Son üç ocak, son üç usta




Kastamonu Bakırcılar Çarşısı’nda kalay yapan üç usta kaldı. En genci 50’sini çoktan devirmiş bu ustaların çırağı da yok. Kaybolmakta olan bu kalaycılığı ateşe hükmeden bu ustalardan bire bir dinleyim dedim. Kim bilir belki yarın çok geç olur.
İlk ustamız Sarıkayalı Raşit Yazıcı. 10 yaşlarında başladığı bu mesleği hâlâ sürdürüyor.
Tozun, sıcağın karşısında kalayladığı bir kap karşılığında aldığı para 10 lira...
Koca Raşit Usta, bir yandan kazanları,kapları büyük bir maharetle kalaylarken bir yandan da benimle konuşuyor:
“Emekliliğim gelsin diye bekliyorum.
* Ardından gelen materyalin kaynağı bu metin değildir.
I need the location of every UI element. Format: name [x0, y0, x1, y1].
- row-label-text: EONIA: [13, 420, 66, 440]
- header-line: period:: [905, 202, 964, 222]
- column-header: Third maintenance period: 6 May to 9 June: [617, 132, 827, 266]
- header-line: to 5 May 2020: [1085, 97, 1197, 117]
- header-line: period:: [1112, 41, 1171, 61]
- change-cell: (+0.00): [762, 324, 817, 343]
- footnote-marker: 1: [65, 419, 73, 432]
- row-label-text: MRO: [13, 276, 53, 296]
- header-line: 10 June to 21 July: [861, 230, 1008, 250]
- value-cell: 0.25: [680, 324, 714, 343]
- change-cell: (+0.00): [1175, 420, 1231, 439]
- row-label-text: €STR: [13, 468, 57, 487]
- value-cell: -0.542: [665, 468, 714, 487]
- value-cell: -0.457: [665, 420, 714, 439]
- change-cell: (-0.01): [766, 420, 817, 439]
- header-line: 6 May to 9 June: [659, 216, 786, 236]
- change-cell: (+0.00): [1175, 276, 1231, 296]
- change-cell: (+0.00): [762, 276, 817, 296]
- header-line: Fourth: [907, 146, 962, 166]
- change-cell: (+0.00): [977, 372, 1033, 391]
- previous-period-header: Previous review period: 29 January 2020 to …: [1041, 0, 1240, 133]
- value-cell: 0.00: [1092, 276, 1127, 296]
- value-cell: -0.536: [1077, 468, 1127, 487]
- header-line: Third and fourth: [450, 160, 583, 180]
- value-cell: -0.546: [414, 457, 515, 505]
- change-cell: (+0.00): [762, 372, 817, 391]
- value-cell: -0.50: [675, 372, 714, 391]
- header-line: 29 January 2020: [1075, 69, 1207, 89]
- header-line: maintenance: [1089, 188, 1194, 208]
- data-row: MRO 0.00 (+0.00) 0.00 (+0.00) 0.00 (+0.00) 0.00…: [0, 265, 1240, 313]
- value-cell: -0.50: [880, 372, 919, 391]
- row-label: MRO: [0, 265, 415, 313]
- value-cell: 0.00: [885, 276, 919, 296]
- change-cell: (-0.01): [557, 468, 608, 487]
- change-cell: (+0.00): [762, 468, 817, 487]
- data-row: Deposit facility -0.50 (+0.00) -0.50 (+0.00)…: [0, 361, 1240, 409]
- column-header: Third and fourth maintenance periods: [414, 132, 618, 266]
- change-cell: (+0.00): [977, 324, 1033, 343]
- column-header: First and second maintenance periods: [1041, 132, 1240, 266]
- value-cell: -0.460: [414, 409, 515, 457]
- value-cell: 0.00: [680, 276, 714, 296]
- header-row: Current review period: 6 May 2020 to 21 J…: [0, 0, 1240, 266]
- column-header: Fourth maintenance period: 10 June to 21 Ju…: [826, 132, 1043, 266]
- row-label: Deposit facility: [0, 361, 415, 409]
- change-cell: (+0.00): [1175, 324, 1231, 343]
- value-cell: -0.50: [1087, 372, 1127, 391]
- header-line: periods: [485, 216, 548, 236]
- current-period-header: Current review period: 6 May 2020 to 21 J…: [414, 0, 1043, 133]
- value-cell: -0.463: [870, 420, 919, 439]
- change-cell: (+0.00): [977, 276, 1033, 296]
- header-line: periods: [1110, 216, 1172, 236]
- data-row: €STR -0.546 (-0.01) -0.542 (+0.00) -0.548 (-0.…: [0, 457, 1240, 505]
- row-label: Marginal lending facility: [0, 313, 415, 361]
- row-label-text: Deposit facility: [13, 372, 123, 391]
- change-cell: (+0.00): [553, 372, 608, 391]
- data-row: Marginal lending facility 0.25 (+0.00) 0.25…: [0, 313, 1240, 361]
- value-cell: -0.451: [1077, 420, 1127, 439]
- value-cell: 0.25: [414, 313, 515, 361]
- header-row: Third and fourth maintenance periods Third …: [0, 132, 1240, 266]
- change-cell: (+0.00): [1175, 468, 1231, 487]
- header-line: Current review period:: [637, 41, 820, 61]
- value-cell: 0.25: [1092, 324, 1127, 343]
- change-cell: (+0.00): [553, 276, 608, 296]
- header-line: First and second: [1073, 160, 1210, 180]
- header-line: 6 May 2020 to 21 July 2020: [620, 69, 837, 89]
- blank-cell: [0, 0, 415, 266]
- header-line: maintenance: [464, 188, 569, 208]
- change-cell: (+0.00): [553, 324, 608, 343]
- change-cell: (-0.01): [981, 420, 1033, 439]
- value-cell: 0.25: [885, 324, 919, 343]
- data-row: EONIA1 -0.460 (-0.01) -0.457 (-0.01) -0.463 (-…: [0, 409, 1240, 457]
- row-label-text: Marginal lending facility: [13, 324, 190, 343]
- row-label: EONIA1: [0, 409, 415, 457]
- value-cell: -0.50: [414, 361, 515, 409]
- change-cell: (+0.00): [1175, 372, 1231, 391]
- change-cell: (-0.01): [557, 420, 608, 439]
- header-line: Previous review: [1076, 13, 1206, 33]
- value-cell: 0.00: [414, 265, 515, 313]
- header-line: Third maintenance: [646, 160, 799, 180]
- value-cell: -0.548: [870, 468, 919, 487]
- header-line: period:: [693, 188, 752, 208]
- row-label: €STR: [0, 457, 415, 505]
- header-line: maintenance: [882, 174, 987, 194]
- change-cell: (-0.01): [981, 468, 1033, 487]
Sürem dolunca ben de bırakacağım. Kalaycılık artık öldü. Bakırcılar çalışmazsa zaten kalaycılar da olmaz. Bir zamanlar bu çarşıdan geçerken kulaklarını tıkamak zorunda kalırdın. Öylesine çok çalışılırdı.
Benim dedem kalaycıymış, babam da kalaycıydı. Ben de kalaycı oldum. Ama bu burada bitti. Benden sonra bu mesleği yapacak kişi yok”...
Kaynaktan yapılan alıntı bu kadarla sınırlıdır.